I worked in three or four different departments on the movie before I found a niche that proved a great fit for me (the camera department) and started me on a path where I could work on lots of different movies and meeting lots of talented people. After I learned an awful lot in the “ultimate film school” (i.e. working on set), I was finally ready to step up and try helping to make a movie as a producer.I’m not sure it’s a path I could tell anyone else how to walk themselves, because for me, it was the right combination of people I met, willingness to work hard, and a lot of luck. I try to remember to be grateful every chance I get, and to help the people coming up behind me to find their own way to success.

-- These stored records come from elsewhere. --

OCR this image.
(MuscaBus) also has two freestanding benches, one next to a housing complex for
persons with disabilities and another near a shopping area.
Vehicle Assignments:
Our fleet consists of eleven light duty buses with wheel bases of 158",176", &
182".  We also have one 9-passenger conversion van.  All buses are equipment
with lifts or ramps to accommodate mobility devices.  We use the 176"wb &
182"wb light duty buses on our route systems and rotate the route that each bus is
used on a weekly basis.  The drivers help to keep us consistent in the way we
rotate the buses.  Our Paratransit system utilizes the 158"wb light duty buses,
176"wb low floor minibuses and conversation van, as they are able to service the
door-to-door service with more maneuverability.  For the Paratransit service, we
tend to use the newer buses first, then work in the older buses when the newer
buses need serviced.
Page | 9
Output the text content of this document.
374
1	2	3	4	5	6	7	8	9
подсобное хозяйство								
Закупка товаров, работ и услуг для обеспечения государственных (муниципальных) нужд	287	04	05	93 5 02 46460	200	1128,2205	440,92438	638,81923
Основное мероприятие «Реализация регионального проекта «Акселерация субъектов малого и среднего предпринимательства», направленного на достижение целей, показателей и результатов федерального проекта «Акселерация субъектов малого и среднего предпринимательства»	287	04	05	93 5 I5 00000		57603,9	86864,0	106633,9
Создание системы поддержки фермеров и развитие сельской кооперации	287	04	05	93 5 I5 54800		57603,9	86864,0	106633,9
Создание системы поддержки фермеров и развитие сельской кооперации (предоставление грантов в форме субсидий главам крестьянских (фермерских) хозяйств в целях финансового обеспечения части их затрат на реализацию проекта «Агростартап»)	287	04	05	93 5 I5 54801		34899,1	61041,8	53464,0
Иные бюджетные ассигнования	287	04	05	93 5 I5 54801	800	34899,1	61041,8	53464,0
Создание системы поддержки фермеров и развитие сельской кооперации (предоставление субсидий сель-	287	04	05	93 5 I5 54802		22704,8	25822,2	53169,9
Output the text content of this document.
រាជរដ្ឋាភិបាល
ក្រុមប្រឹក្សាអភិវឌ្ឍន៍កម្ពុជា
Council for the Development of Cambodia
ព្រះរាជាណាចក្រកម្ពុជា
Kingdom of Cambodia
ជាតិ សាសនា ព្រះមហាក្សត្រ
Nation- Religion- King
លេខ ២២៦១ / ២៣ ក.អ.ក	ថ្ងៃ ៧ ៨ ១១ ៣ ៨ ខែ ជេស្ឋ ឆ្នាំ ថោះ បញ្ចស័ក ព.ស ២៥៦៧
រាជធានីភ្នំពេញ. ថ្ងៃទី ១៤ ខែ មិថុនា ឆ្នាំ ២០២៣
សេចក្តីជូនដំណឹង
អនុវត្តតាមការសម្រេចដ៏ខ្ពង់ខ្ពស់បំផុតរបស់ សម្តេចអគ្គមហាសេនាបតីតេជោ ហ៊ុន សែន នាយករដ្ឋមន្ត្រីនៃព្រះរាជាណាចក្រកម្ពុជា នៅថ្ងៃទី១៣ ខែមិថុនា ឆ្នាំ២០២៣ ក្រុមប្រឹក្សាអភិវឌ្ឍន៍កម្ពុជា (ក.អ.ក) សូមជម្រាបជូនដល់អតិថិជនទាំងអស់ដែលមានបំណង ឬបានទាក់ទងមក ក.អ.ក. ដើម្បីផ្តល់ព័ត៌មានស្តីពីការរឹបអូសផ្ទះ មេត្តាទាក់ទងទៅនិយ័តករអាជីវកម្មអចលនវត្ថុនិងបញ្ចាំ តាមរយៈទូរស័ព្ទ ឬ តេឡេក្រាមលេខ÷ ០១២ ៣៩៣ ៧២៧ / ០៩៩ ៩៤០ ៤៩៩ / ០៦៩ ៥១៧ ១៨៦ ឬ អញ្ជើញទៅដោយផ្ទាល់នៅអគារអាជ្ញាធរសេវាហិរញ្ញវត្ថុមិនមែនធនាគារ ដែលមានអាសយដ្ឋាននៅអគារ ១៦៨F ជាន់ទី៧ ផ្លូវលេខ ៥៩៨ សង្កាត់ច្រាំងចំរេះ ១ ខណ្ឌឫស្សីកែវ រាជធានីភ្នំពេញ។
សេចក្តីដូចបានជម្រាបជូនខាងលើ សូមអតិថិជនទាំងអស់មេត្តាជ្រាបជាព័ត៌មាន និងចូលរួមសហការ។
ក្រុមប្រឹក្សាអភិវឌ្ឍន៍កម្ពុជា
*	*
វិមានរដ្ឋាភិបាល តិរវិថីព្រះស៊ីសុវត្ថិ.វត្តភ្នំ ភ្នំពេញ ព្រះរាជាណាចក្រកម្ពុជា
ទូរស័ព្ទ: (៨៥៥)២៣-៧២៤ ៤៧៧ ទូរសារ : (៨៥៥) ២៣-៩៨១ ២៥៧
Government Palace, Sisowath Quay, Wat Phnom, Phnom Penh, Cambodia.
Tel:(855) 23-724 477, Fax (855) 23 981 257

The film I did here in Charlotte, MAX, started with a script that would require us to break both of the industry’s oldest maxims: never work with kids or animals. Suffice it to say, I learned all the things that are important to work safely and efficiently with a team of animals and trainers. (Not to mention the kids!)
There was so much involved that I wasn’t aware of at the outset, from having to set up a dedicated animal care facility (can’t exactly put those “stars” in a hotel) to how much lead time (i.e. dog training time) is required to get a movie like that ready to shoot. No matter how temperamental a person might be, dogs need even more pampering to capture the performances in a safe and animal friendly way.
The end result was ultimately incredibly gratifying: getting to help take part in bringing a family friendly adventure film to fruition. And watching the animal trainers accomplish everything we needed in the movie reinforced my belief about a fundamental truth of the industry: there is almost always a potential path that can utilize a person’s skills and passions to help make a movie.”